Carbon Sequestration and Land Use History of Redwood Forests in the Santa Cruz Mountains

Abstract

Identification of a consequential increase in atmospheric carbon resulting from human activities has motivated research into the carbon storage potential of forests (Harmon et al. 1990, Hudiberg et al. 2009). The forests of S. sempervirens are the tallest in the world, a quality that has increased their utility in providing timber, sites for recreation, and potential to sequester large amounts of atmospheric carbon (Noss 2000, Koch et al. 2004, Keith et al. 2009). Old-growth redwood forests are extremely massive, but young-growth redwood forests are more productive (Lindquist and Palley 1963, Busing and Fujimori 2005, Sillett et al. 2010). The objective of this thesis is to compare the current carbon stock and change in carbon stock over 77 years of old-growth and second-growth redwood stands located within state and local parks of the Santa Cruz Mountains, by resurveying a historical tree demography dataset collected in 1935 (Kelly 2005, Francis 2012). The second objective of this thesis is to compare the estimates yielded by a national scale carbon prediction equation with those from a carbon prediction equation specific to redwoods (Wensel and Krumland 1986, Jenkins 2003). Carbon content of redwood plots that were harvested before 1935 significantly increased between 1935 and 2012, in contrast to the old-growth plots that showed an insignificant decrease in carbon.

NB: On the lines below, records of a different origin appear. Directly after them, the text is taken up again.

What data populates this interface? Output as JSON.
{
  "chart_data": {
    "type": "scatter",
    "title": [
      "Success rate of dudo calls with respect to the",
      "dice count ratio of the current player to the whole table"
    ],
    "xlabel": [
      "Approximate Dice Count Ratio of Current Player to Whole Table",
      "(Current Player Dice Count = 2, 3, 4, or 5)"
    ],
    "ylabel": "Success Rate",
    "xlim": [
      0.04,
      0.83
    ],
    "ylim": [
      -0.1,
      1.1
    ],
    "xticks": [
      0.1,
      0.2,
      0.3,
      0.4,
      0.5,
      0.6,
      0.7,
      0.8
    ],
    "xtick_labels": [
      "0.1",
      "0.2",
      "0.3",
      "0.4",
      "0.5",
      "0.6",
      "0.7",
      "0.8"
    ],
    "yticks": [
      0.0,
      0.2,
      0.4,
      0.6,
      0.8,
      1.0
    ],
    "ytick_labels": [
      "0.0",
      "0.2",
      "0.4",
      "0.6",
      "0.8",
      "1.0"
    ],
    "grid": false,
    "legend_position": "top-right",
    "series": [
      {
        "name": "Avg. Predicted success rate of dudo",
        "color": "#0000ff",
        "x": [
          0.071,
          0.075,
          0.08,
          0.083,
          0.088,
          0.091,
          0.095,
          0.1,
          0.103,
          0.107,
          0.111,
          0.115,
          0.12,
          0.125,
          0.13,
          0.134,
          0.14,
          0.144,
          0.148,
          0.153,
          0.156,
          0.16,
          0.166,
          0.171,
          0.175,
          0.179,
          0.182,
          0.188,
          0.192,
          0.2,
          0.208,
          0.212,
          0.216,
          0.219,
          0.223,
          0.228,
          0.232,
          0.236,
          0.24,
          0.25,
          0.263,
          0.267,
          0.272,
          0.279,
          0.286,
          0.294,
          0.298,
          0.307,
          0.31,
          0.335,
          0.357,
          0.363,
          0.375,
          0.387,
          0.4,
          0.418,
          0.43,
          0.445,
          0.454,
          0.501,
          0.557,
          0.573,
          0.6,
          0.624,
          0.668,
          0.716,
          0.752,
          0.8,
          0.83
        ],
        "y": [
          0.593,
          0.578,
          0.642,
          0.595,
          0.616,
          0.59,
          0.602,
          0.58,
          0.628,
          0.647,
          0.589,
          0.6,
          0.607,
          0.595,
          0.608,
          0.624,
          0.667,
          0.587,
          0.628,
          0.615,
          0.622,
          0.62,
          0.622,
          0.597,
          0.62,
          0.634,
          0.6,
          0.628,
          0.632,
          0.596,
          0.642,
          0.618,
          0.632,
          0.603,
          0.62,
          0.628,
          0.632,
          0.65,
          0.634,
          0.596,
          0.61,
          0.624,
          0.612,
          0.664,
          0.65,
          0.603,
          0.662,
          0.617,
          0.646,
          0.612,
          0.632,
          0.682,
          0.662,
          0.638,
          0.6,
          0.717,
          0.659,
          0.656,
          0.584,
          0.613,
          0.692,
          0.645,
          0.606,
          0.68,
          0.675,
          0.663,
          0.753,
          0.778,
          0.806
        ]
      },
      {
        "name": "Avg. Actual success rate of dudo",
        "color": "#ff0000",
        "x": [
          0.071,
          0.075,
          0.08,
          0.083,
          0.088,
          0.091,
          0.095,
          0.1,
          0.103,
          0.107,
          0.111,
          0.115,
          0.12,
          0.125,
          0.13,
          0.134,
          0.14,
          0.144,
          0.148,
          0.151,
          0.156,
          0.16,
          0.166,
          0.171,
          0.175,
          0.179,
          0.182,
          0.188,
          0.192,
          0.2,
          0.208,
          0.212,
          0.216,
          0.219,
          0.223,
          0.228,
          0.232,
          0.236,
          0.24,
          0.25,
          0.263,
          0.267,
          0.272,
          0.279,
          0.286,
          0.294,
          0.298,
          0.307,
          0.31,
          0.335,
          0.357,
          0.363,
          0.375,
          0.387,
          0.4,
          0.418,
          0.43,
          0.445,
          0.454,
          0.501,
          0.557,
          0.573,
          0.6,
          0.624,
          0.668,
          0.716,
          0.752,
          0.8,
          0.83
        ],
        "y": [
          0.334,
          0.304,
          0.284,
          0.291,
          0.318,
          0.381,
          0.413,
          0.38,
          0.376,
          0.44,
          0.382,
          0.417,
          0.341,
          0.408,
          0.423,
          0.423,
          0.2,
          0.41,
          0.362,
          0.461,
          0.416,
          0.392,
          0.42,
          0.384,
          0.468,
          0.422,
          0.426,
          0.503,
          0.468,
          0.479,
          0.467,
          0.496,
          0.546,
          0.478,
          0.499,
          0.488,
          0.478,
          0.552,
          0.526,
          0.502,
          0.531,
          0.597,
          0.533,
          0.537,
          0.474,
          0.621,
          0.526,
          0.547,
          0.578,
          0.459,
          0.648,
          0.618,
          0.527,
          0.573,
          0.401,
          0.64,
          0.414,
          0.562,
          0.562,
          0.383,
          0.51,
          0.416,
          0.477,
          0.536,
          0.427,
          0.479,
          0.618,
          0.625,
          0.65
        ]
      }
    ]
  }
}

Coupled with the significantly lower tree density old-growth redwood forests, the greater tendency for second-growth plots to increase in carbon signifies density dependent limits on carbon accumulation (Keith et al. 2010). The national-scale biomass equation yielded significantly higher carbon estimates for young-growth redwoods, suggesting that it could be improved by formulating biomass equations for species groups that are more specific to their empirically measured wood density values.